Other benefits to the power projects partnership include jobs in maintenance of the facilities. “Cloudworks is employing people in Douglas communities to help in the environmental monitoring and operations of the projects. This means a commitment to training in areas such as mill-writing, environmental data collection, and construction. Having people from the community working with us to bring sustainable economic development to their community is a great thing.”
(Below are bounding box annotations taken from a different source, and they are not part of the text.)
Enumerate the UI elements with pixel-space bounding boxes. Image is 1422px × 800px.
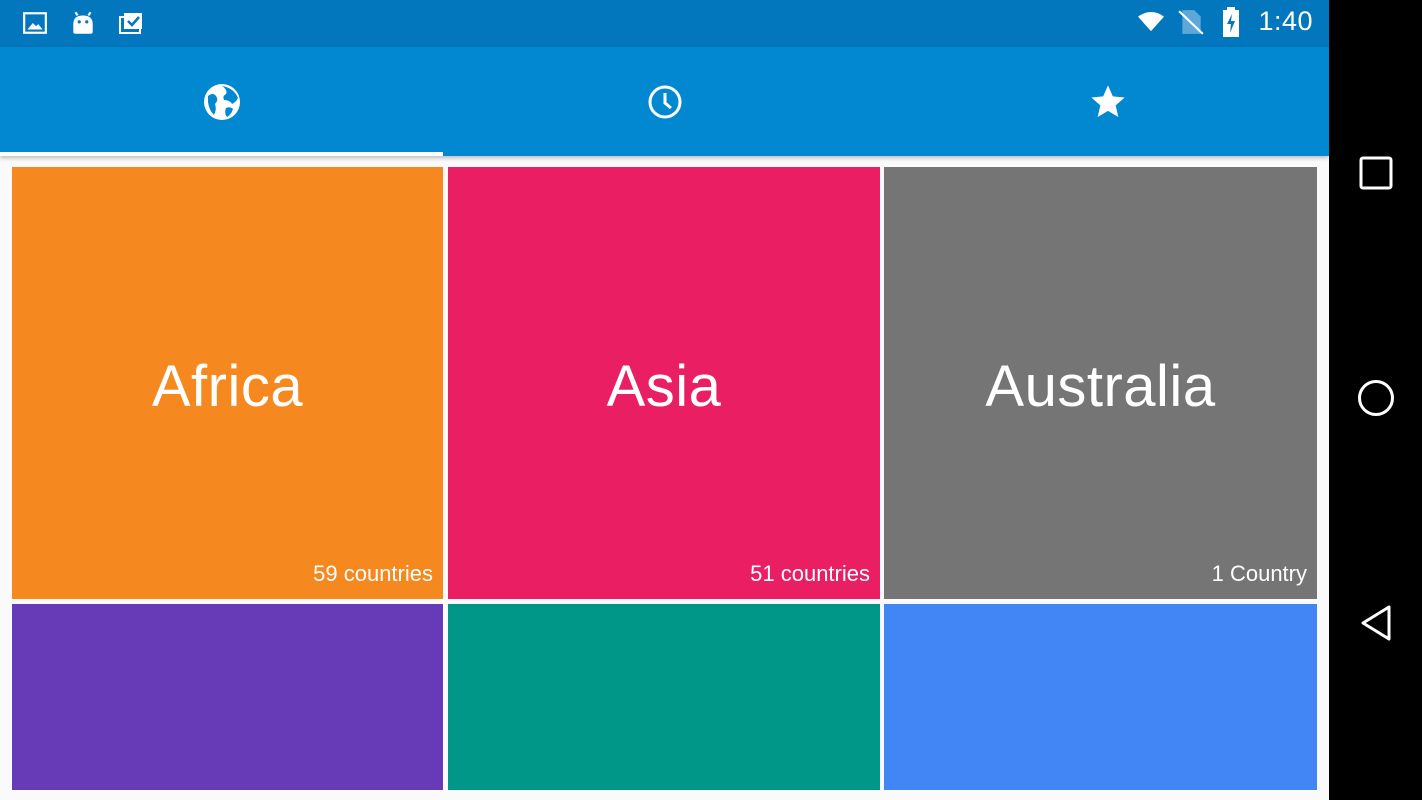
tab-favorites[interactable] [886, 47, 1329, 156]
battery-charging-icon [1218, 6, 1244, 37]
continent-tile[interactable] [12, 604, 443, 790]
status-bar: 1:40 [0, 0, 1329, 47]
android-icon [70, 8, 96, 38]
continent-tile-australia[interactable]: Australia 1 Country [884, 167, 1317, 599]
globe-icon [202, 82, 242, 122]
recents-square-icon [1359, 156, 1393, 195]
continent-grid: Africa 59 countries Asia 51 countries Au… [12, 167, 1317, 800]
continent-tile[interactable] [448, 604, 880, 790]
navigation-bar [1329, 0, 1422, 800]
wifi-icon [1138, 7, 1165, 37]
country-count: 1 Country [1211, 561, 1307, 586]
app-screen: 1:40 Africa 59 countries Asia 51 countri… [0, 0, 1329, 800]
country-count: 59 countries [313, 561, 433, 586]
country-count: 51 countries [750, 561, 870, 586]
home-button[interactable] [1329, 360, 1422, 440]
continent-tile-asia[interactable]: Asia 51 countries [448, 167, 880, 599]
star-icon [1088, 82, 1128, 122]
continent-name: Asia [606, 354, 722, 419]
continent-tile-africa[interactable]: Africa 59 countries [12, 167, 443, 599]
home-circle-icon [1357, 379, 1395, 422]
back-triangle-icon [1359, 604, 1393, 647]
tab-bar [0, 47, 1329, 156]
back-button[interactable] [1329, 585, 1422, 665]
clock-time: 1:40 [1258, 6, 1313, 36]
notification-icons [22, 8, 144, 38]
clipboard-check-icon [118, 8, 144, 38]
no-sim-icon [1178, 7, 1205, 37]
continent-name: Australia [985, 354, 1216, 419]
continent-tile[interactable] [884, 604, 1317, 790]
tab-recent[interactable] [443, 47, 886, 156]
continent-name: Africa [151, 354, 304, 419]
tab-continents[interactable] [0, 47, 443, 156]
image-icon [22, 8, 48, 38]
system-status: 1:40 [1138, 6, 1313, 37]
clock-icon [647, 84, 683, 120]
recents-button[interactable] [1329, 135, 1422, 215]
Andrews alludes to the construction phase being a big boom in jobs that is gradually winding down, and the run-down of construction phases are passing by. The current construction program will be completed in 2010. This means Cloudworks will be moving on to new projects and they are one of the companies interested in the BC HYDRO call-for-power reportedly coming before spring. Meanwhile In-SHUCK-ch communities have built a great relationship with BC Transmission Corporation and Clare Marshal, Manager of Aboriginal Relations at BCTC is on a business development drive. One example of BCTC’s Aboriginal business development initiative comes about from dialogue with the In-SHUCK-ch communities near Pemberton.

BC Transmission Corporation lines cross traditional territory of the In-SHUCK-ch, in fact, high-voltage BC HYDRO electrical capacity is generated in a site called Seton Portage with another reserve of the St’at’mx. BCTC entered a dialogue with In-SHUCK-ch leadership. Following dialogue Timberline Natural Resource Group joined the communities to train a team of vegetation managers for BCTC operations. The result was establishment of In-SHUCK-ch Development Corporation that works “to ensure electricity is transmitted uninterrupted while making rights-of-way and roads safer.”
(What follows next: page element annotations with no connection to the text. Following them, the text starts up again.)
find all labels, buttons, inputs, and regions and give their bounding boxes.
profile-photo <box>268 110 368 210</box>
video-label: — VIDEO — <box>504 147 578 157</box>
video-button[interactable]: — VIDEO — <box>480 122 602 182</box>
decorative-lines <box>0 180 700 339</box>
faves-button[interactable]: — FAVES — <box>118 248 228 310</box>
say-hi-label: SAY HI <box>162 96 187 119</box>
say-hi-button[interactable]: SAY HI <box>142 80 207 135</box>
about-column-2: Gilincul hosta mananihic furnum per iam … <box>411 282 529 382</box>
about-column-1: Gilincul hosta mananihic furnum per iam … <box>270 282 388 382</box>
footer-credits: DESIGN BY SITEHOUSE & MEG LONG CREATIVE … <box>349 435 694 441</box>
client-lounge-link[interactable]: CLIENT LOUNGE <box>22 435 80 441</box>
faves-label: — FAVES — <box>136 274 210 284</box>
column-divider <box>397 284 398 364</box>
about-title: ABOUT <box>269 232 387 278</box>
Meanwhile Cloudworks continues to work in partnership with First Nations to bring much-needed green energy solutions to communities. “From here we work on projects in Chehalis and others with Douglas, and hopefully others up the valley in Sk’t’ina and Shew’tk’wa. “Sustainable development is our guidepost. We are prudent in the use of infrastructure in remote areas. Our expertise is available for other opportunities.” One look around the province shows many places where Cloudworks can put its investments to work—one opportunity is the Highway 37 Transmission Line Proposal in Northwest B.C.. Other opportunities beckon on Vancouver Island, following the success of Hupacaseth and now Tla-o-qui-aht building run-of-river and making it their economic advantage.

Andrews notes, “In BC, people want their energy from clean and natural sources, and we believe that they will seize opportunities to switch from gas and diesel. So we believe the demand for good energy projects will continue. Working closely with First Nations is a vital part of creating projects which balance provincial goals with those of local communities.”